Sunday, April 22, 2012

#16: Let the other person feel that the idea is his or hers.

I will start this week with a confession.  There was little room for experimentation at work this week.  The first two days of the week were the final days of tax season at an accounting firm.  The final three days of the work week were the mass exodus of all my colleagues taking much-deserved vacations after tax season!

Still, I have been giving Principle #16 a lot of thought this week.  Specifically, I've been considering its value when preparing to kick-off another Dale Carnegie course next week.  "Let the other person feel that the idea is his or hers."  I think this principle is extremely important in life but especially so in teaching situations.  People believe what they create.

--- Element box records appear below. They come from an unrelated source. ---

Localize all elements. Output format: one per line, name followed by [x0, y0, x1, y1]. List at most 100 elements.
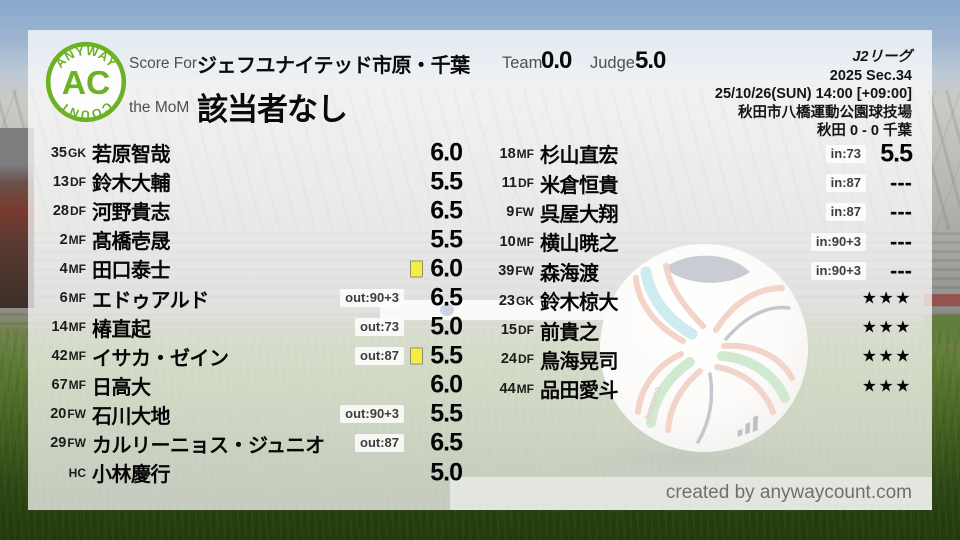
player-name: 日高大 [92, 376, 151, 399]
player-row: 13DF 鈴木大輔 5.5 [40, 167, 463, 196]
substitutes-list: 18MF 杉山直宏 in:73 5.5 11DF 米倉恒貴 in:87 --- 9FW 呉屋大翔 i… [492, 139, 913, 404]
player-rating: 5.5 [430, 341, 463, 370]
player-name: エドゥアルド [92, 289, 209, 312]
player-number: 39 [498, 263, 515, 280]
overlay-panel [28, 30, 932, 510]
player-number: 13 [52, 173, 69, 190]
player-name: 椿直起 [92, 318, 151, 341]
player-name: 品田愛斗 [540, 380, 619, 403]
logo-arc-bottom: COUNT [57, 99, 114, 122]
player-row: 10MF 横山暁之 in:90+3 --- [492, 227, 912, 256]
player-name: イサカ・ゼイン [92, 347, 229, 370]
player-position: MF [68, 378, 86, 393]
player-row: 23GK 鈴木椋大 ★★★ [492, 286, 912, 315]
player-rating: 5.5 [430, 225, 463, 254]
credit-text: created by anywaycount.com [665, 482, 912, 503]
player-name: 小林慶行 [92, 464, 171, 487]
player-rating: 5.5 [430, 167, 463, 196]
svg-text:COUNT: COUNT [57, 99, 115, 122]
player-position: GK [68, 145, 86, 160]
player-number: 24 [500, 351, 517, 368]
judge-score-label: Judge [590, 54, 635, 72]
player-name: 森海渡 [540, 262, 599, 285]
player-number-position: 14MF [40, 318, 86, 336]
player-number: 15 [500, 322, 517, 339]
player-position: DF [518, 323, 534, 338]
player-name: 横山暁之 [540, 233, 619, 256]
venue: 秋田市八橋運動公園球技場 [738, 104, 912, 121]
player-rating: 6.0 [430, 254, 463, 283]
player-number-position: 20FW [40, 405, 86, 423]
player-position: MF [68, 291, 86, 306]
player-number-position: 24DF [492, 350, 534, 368]
league-name: J2リーグ [852, 49, 912, 65]
player-position: MF [516, 381, 534, 396]
player-number: 23 [498, 292, 515, 309]
credit-strip [450, 477, 932, 510]
player-number: 9 [506, 204, 515, 221]
player-number-position: 28DF [40, 202, 86, 220]
player-number-position: 13DF [40, 173, 86, 191]
player-rating: 6.5 [430, 283, 463, 312]
player-row: 6MF エドゥアルド out:90+3 6.5 [40, 283, 463, 312]
yellow-card-icon [410, 260, 423, 278]
player-rating: 6.0 [430, 370, 463, 399]
player-position: DF [518, 176, 534, 191]
player-number-position: 67MF [40, 376, 86, 394]
player-rating: ★★★ [861, 288, 912, 308]
player-rating: --- [890, 258, 912, 284]
player-name: 石川大地 [92, 405, 171, 428]
match-info-block: J2リーグ 2025 Sec.34 25/10/26(SUN) 14:00 [+… [715, 48, 912, 141]
player-rating: 6.5 [430, 196, 463, 225]
player-row: 39FW 森海渡 in:90+3 --- [492, 257, 912, 286]
player-rating: 5.0 [430, 312, 463, 341]
mom-value: 該当者なし [197, 92, 348, 127]
player-number: 44 [499, 380, 516, 397]
player-row: HC 小林慶行 5.0 [40, 458, 463, 487]
player-name: 呉屋大翔 [540, 203, 619, 226]
player-name: 前貴之 [540, 321, 599, 344]
player-row: 18MF 杉山直宏 in:73 5.5 [492, 139, 913, 168]
player-number-position: 39FW [492, 262, 534, 280]
player-number: 20 [50, 406, 67, 423]
player-position: MF [68, 232, 86, 247]
player-position: DF [70, 174, 86, 189]
player-position: MF [516, 234, 534, 249]
player-name: 鈴木椋大 [540, 292, 619, 315]
player-row: 14MF 椿直起 out:73 5.0 [40, 312, 463, 342]
player-name: 杉山直宏 [540, 145, 619, 168]
player-row: 20FW 石川大地 out:90+3 5.5 [40, 399, 463, 429]
player-row: 11DF 米倉恒貴 in:87 --- [492, 168, 912, 197]
player-rating: 5.5 [430, 399, 463, 428]
player-rating: 5.0 [430, 458, 463, 487]
team-name: ジェフユナイテッド市原・千葉 [197, 55, 470, 77]
logo-center: AC [62, 65, 111, 102]
stands-red-stripe [924, 294, 960, 306]
player-rating: ★★★ [861, 376, 912, 396]
player-rating: --- [890, 228, 912, 254]
player-number-position: 23GK [492, 292, 534, 310]
player-position: DF [70, 203, 86, 218]
substitution-badge: out:87 [355, 347, 404, 366]
player-rating: 6.0 [430, 138, 463, 167]
player-name: 鳥海晃司 [540, 350, 619, 373]
player-position: DF [518, 352, 534, 367]
player-number-position: 29FW [40, 434, 86, 452]
player-name: 鈴木大輔 [92, 173, 171, 196]
player-number: 2 [59, 231, 68, 248]
substitution-badge: out:73 [355, 318, 404, 337]
player-number: 10 [499, 233, 516, 250]
mom-label: the MoM [129, 99, 190, 116]
player-number-position: 10MF [492, 233, 534, 251]
player-number: 29 [50, 435, 67, 452]
player-number: 4 [59, 260, 68, 277]
player-rating: --- [890, 170, 912, 196]
player-row: 4MF 田口泰士 6.0 [40, 254, 463, 283]
team-score-label: Team [502, 54, 543, 72]
player-number: 42 [51, 348, 68, 365]
substitution-badge: out:90+3 [340, 405, 404, 424]
substitution-badge: in:73 [825, 144, 866, 163]
player-rating: 5.5 [880, 139, 913, 168]
substitution-badge: out:90+3 [340, 289, 404, 308]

Two examples of this idea in the training/teaching world come to mind.  First, I think one of the most effective training techniques I have seen starts with a good ol' flip chart (that's right, pen to the paper, folks!!).  The facilitator simply asks participants what they hope to get out of the session and then records their answers.  The key is that this flip chart exercise is not forgotten.  Rather, the trainer refers to it throughout the course and especially when wrapping up at the end.  In this way, participants have created what the course will bring to them and feel a sense of satisfaction when they see the results match up with their wishes.

On the opposite end of the training spectrum, Principle #16 makes me think of the (over)use of Power Point in training and teaching these days.  Don't get me wrong, there can be value in Power Point.  However, I think the value is often overshadowed by the danger because Power Point has the ability to stifle creativity.  It allows trainers/teachers to decide the course of a session before any participant even steps foot in the room.  There is little "wiggle room" when Power Point is involved.  There is no way that people will feel the ideas are theirs if they were pasted on the wall from the get-go.

As I walk into our first Dale Carnegie session on Tuesday night, I plan to keep Principle 16 in mind.  What would Dale do?  If people feel they have a hand in shaping the course, they are much more likely to enjoy both the end result and the journey they took to get there.